Friday, March 20, 2015

Retired husband syndrome

This stress condition is suffered by women the world over when their partners give up work. But now, news of RHS is reverberating around the world, after Italian researchers revealed that nearly half of women with newly retired husbands complain of increasing levels of stress, depression and sleeplessness

Many of my male friends may not have heard of this condition, which was identified in 1991 by Dr. Nobuo Kurokawa, a physician and leading Japanese expert. The symptoms include stomach ulcers, slurring of speech, rashes around the eyes, growths in the throat, palpitations, tension headaches and depression  as well as “agitation, gas, bloating, muscle aches, and other symptoms of stress. These symptoms were noted by Johnson, Charles Clifford, MD. in his article called The Retired Husband Syndrome, (Commentary). published in The Western Journal of Medicine. in 1984, Oct; 141, see pages 542-545.

We also know now that many assumptions about aging are inaccurate. Dr. Gary Cohen, in his new book, “The Mature Mind,” shows us that the brain does not stop growing after age three, as was thought to be the case. Instead, activity, both physical and intellectual, forces the creation of new brain cells and connections between cells. Nor are older people looking for ways to disengage from society, though remaining engaged may be more of a challenge than it was when they worked. Furthermore, the mature brain functions somewhat differently than the younger brain, becoming, for example, better able to access right and left brain simultaneously and more fully (Cohen). The mature brain benefits from developmental intelligence, which Cohen defines as the maturing of cognition, emotional intelligence, judgment, social skills, life experience, and consciousness and their integration and synergy (Cohen, 2005, p. 35). 

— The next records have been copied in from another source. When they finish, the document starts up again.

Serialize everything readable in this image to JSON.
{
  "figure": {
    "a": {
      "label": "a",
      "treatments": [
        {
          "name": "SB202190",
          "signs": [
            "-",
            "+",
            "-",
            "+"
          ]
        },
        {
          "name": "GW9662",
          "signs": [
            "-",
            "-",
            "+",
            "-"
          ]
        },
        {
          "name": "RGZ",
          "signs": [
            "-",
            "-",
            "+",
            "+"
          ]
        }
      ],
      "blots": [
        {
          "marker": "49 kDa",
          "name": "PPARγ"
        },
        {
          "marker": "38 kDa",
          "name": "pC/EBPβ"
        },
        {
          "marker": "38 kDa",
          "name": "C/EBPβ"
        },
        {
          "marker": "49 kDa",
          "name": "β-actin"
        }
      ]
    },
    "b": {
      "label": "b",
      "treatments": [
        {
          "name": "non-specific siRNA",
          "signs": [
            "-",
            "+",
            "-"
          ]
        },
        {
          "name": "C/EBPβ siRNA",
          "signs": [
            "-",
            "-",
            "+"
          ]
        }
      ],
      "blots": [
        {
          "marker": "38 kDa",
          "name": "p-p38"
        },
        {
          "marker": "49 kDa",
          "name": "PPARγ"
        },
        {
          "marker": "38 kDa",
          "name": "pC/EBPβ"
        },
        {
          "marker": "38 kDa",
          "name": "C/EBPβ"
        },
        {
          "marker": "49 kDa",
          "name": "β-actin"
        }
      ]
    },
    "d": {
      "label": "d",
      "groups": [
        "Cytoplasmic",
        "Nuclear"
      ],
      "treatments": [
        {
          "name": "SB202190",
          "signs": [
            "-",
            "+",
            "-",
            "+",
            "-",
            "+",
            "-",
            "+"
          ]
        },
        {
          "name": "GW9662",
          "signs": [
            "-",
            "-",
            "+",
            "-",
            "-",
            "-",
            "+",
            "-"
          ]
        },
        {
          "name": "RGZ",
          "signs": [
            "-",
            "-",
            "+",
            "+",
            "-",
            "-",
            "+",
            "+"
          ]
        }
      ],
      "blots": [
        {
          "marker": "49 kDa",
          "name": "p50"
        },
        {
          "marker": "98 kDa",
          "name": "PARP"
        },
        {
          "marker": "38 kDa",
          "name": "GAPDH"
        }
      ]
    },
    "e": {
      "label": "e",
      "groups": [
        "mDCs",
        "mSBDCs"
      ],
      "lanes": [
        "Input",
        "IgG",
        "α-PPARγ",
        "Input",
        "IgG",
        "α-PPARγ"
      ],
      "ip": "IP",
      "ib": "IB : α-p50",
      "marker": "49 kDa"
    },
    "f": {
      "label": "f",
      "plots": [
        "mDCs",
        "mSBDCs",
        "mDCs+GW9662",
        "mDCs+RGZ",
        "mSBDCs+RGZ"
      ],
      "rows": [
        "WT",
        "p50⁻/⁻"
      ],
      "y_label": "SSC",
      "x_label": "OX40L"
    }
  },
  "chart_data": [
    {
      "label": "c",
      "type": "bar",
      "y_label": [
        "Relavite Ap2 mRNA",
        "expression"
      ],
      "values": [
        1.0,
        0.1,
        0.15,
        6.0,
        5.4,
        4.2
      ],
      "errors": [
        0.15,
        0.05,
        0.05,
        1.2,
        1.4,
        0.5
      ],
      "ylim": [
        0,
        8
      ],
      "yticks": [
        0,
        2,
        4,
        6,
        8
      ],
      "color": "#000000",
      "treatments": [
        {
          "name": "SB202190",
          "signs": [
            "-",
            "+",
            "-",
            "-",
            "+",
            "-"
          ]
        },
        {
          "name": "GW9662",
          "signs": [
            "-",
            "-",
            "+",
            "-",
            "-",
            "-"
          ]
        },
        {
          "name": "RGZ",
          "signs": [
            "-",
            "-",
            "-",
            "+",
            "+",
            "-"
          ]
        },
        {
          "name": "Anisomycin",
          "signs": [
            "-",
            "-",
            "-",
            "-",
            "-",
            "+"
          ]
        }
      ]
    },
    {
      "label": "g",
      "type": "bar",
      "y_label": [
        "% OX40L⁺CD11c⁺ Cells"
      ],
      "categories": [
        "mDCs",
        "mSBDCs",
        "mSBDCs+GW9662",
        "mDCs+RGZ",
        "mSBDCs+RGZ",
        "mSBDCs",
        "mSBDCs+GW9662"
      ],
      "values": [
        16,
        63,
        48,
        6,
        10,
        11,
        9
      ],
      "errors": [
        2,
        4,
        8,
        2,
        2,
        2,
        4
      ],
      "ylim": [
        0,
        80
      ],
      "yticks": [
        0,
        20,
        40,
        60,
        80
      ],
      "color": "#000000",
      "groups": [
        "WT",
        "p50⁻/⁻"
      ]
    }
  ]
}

In addition, women and men age somewhat differently. Men become more inward; while women become more outward looking, ready to take on challenges on a broader plain. Men may for the first time in their lives, become interested in solving some of their personal psychological challenges, while women want to take on causes and contribute to more global change. There is some level of role reversal, or perhaps more accurately, role crossover. The unfinished business of each gender obviously differs as their previous roles led men and women to deal with different issues.

To help couples cope perhaps there could be pre-retirement classes that focus not only on the financial issues but which also deal with the social planning and planning for a new division of work at home would help people adjust to new expectations. 

Activities like learning a new language and cross-country skiing create brain cells and connections between cells, as well as ideas and experiences to share with a spouse, which improves retirement for both members of the couple. 

Nobody, it seems, likes the domestic balance being upset. We know that relationships are often put under pressure at transition times, such as retirement, because our identities are often closely linked with who we are at work, and we can find it difficult to adjust to a life outside the workplace. Equally, the dynamic at home changes when one or both partners retire, and couples can find themselves with far more time together than they had before.

While for some couples, this is a welcome change, it can often be difficult to adjust to having more concentrated periods together. It’s important for couples to be honest about the challenges that come with this transition and to work together to find solutions. This might include finding activities to do separately, as well as making plans for spending more quality time together. My male friends need to understand this and make sure they work with their  loved ones to make sure they do not cause undo stress.